"Il faut qu'on y aille": au procès du 13-Novembre, le premier policier à être entré dans l'enfer du Bataclan
"Il faut qu'on y aille". Au procès du 13-Novembre, le premier policier arrivé au Bataclan quelques minutes après le début de l'attaque qui a fait 90 morts a fait revivre à une salle d'audience tenue en haleine sa terrifiante progression dans "l'inconnu".
Sur les ondes radio de la police, ce soir-là, c'est la "confusion extrême". Explosions au Stade de France, fusillades dans Paris. Les deux policiers de la BAC de nuit arrêtent leur voiture pour réfléchir. 21h47, message d'alerte pour des tirs au Bataclan. Ils sont juste à côté, ils y vont.
"Il a fallu prendre une décision".
Sur le trottoir devant la salle de concert, des barrières renversées, quelques corps et un homme au téléphone qui crie : "Vite, vite, il y a une attaque". À l'intérieur, des tirs.
"Je me dis : 'Ça y est, on y est'", raconte à la barre de la cour d'assises spéciale le commissaire, qui témoigne anonymement.
Grand, les cheveux grisonnants, il garde les mains l'une dans l'autre et le même ton monocorde tout au long de sa déposition.
"D'un coup", les portes du Bataclan s'ouvrent. "Une masse compacte a couru vers nous en hurlant". Le commissaire retient "un visage" - la terreur d'une jeune femme -, et "une voix" - un homme qui me dit : 'Dépêchez-vous il y a ma femme à l'intérieur'".
Il donne l'alerte, puis "il a fallu prendre une décision". "Devant nous, des portes battantes, l'inconnu.

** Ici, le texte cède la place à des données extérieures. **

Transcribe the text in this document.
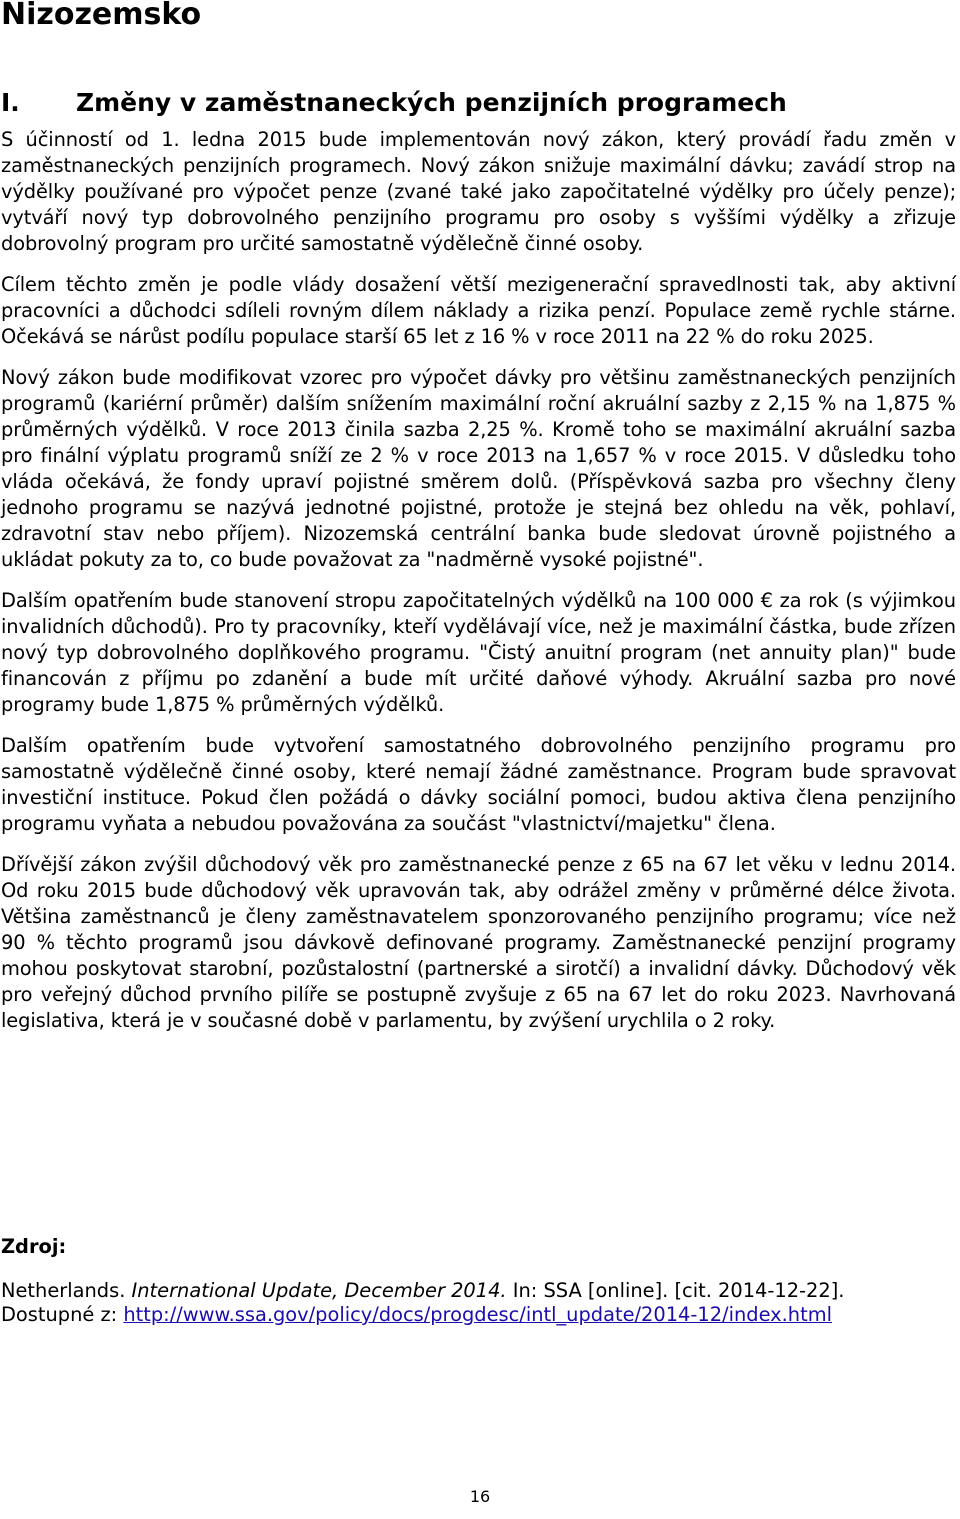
Nizozemsko
I. Změny v zaměstnaneckých penzijních programech

S účinností od 1. ledna 2015 bude implementován nový zákon, který provádí řadu změn v zaměstnaneckých penzijních programech. Nový zákon snižuje maximální dávku; zavádí strop na výdělky používané pro výpočet penze (zvané také jako započitatelné výdělky pro účely penze); vytváří nový typ dobrovolného penzijního programu pro osoby s vyššími výdělky a zřizuje dobrovolný program pro určité samostatně výdělečně činné osoby.

Cílem těchto změn je podle vlády dosažení větší mezigenerační spravedlnosti tak, aby aktivní pracovníci a důchodci sdíleli rovným dílem náklady a rizika penzí. Populace země rychle stárne. Očekává se nárůst podílu populace starší 65 let z 16 % v roce 2011 na 22 % do roku 2025.

Nový zákon bude modifikovat vzorec pro výpočet dávky pro většinu zaměstnaneckých penzijních programů (kariérní průměr) dalším snížením maximální roční akruální sazby z 2,15 % na 1,875 % průměrných výdělků. V roce 2013 činila sazba 2,25 %. Kromě toho se maximální akruální sazba pro finální výplatu programů sníží ze 2 % v roce 2013 na 1,657 % v roce 2015. V důsledku toho vláda očekává, že fondy upraví pojistné směrem dolů. (Příspěvková sazba pro všechny členy jednoho programu se nazývá jednotné pojistné, protože je stejná bez ohledu na věk, pohlaví, zdravotní stav nebo příjem). Nizozemská centrální banka bude sledovat úrovně pojistného a ukládat pokuty za to, co bude považovat za "nadměrně vysoké pojistné".

Dalším opatřením bude stanovení stropu započitatelných výdělků na 100 000 € za rok (s výjimkou invalidních důchodů). Pro ty pracovníky, kteří vydělávají více, než je maximální částka, bude zřízen nový typ dobrovolného doplňkového programu. "Čistý anuitní program (net annuity plan)" bude financován z příjmu po zdanění a bude mít určité daňové výhody. Akruální sazba pro nové programy bude 1,875 % průměrných výdělků.

Dalším opatřením bude vytvoření samostatného dobrovolného penzijního programu pro samostatně výdělečně činné osoby, které nemají žádné zaměstnance. Program bude spravovat investiční instituce. Pokud člen požádá o dávky sociální pomoci, budou aktiva člena penzijního programu vyňata a nebudou považována za součást "vlastnictví/majetku" člena.

Dřívější zákon zvýšil důchodový věk pro zaměstnanecké penze z 65 na 67 let věku v lednu 2014. Od roku 2015 bude důchodový věk upravován tak, aby odrážel změny v průměrné délce života. Většina zaměstnanců je členy zaměstnavatelem sponzorovaného penzijního programu; více než 90 % těchto programů jsou dávkově definované programy. Zaměstnanecké penzijní programy mohou poskytovat starobní, pozůstalostní (partnerské a sirotčí) a invalidní dávky. Důchodový věk pro veřejný důchod prvního pilíře se postupně zvyšuje z 65 na 67 let do roku 2023. Navrhovaná legislativa, která je v současné době v parlamentu, by zvýšení urychlila o 2 roky.

Zdroj:

Netherlands. International Update, December 2014. In: SSA [online]. [cit. 2014-12-22].

Dostupné z: http://www.ssa.gov/policy/docs/progdesc/intl_update/2014-12/index.html

16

Nous ne connaissions pas la configuration des lieux. Une seule certitude : qu'il y avait des terroristes qui massacraient des innocents et nous attendaient avec des armes de guerre". "J'ai dit à mon équipier : 'Il faut qu'on y aille'".
"Plus un bruit"
Les spots projettent un "halo blanc" éclatant sur la salle. "Des corps, un tapis de corps, des corps partout, enchevêtrés". "Aucun mot ne peut décrire ce qu'on a vu".
"Ma première réflexion ça a été: 'Mais comment ils ont fait pour tuer autant de personnes en si peu de temps'?".
Il se souvient aussi du "contraste" entre "le chaos, les tirs" puis "plus rien, plus un bruit. La fumée des tirs flottait encore dans l'air". Le commissaire entend une voix, se retourne. Un des trois assaillants est sur la scène, il tient en joue un spectateur. "Il hurle : 'Couche-toi au sol !'".
"L'homme avance, les mains sur la tête, l'air résigné, il commence à s'agenouiller".
Les policiers se positionnent, tirent six fois "comme sur un stand". L'assaillant s'affaisse, fait exploser sa ceinture. "Une pluie de confettis" de "chair humaine". On tire sur eux mais ils prennent un instant pour dire "au revoir" à leur proche, raconte-il. "Mon équipier par SMS, moi par téléphone, 5-6 secondes maximum, sans attendre la réponse".
"C'était encore plus terrifiant"
Les policiers entreront trois fois dans la salle, en parallèle de l'intervention de la BRI qui mènera l'assaut et libérera des otages. "La première fois, c'était l'inconnu, (après) on savait. Et c'était encore plus terrifiant".
Dans la fosse, des blessés appellent, d'autres désespèrent : "Qu'est-ce que vous faites, pourquoi vous mettez aussi longtemps ?". "On entendait la mort se propager et on ne pouvait rien faire", "c'était insupportable", dit-il.
Quand les renforts de son service arrivent, ils commencent à évacuer les blessés de la fosse, "extrêmement lourds parce qu'ils avaient baigné dans le sang". Le commissaire évoque ceux qu'il a croisés. "La main qui rampait" qu'il a tiré vers la sortie. "Le visage du premier jeune homme" sauvé de la fosse. "Le petit garçon de cinq ans, son casque anti-bruit sur la tête" sorti de sous un corps.
À la fin de son exposé, un avocat des parties civiles se lève. "Ses parents sont dans la salle, je tiens à vous faire part de leur profonde reconnaissance". D'autres avocats se succèdent pour passer les mêmes messages transmis par leurs clients depuis la salle ou via la web-radio.
Les policiers quittent les lieux vers 03h30. "On a discuté, on s'est réconforté et puis au petit matin chacun est allé se coucher. Ensuite, on a essayé de revivre comme avant. Voilà". Bref silence dans la salle. C'est à la cour de poser ses questions. "Vous arrivez à revivre comme avant ?", demande le président. "Le nécessaire a été fait en termes de soutien psychologique. Mais on reste marqués à vie".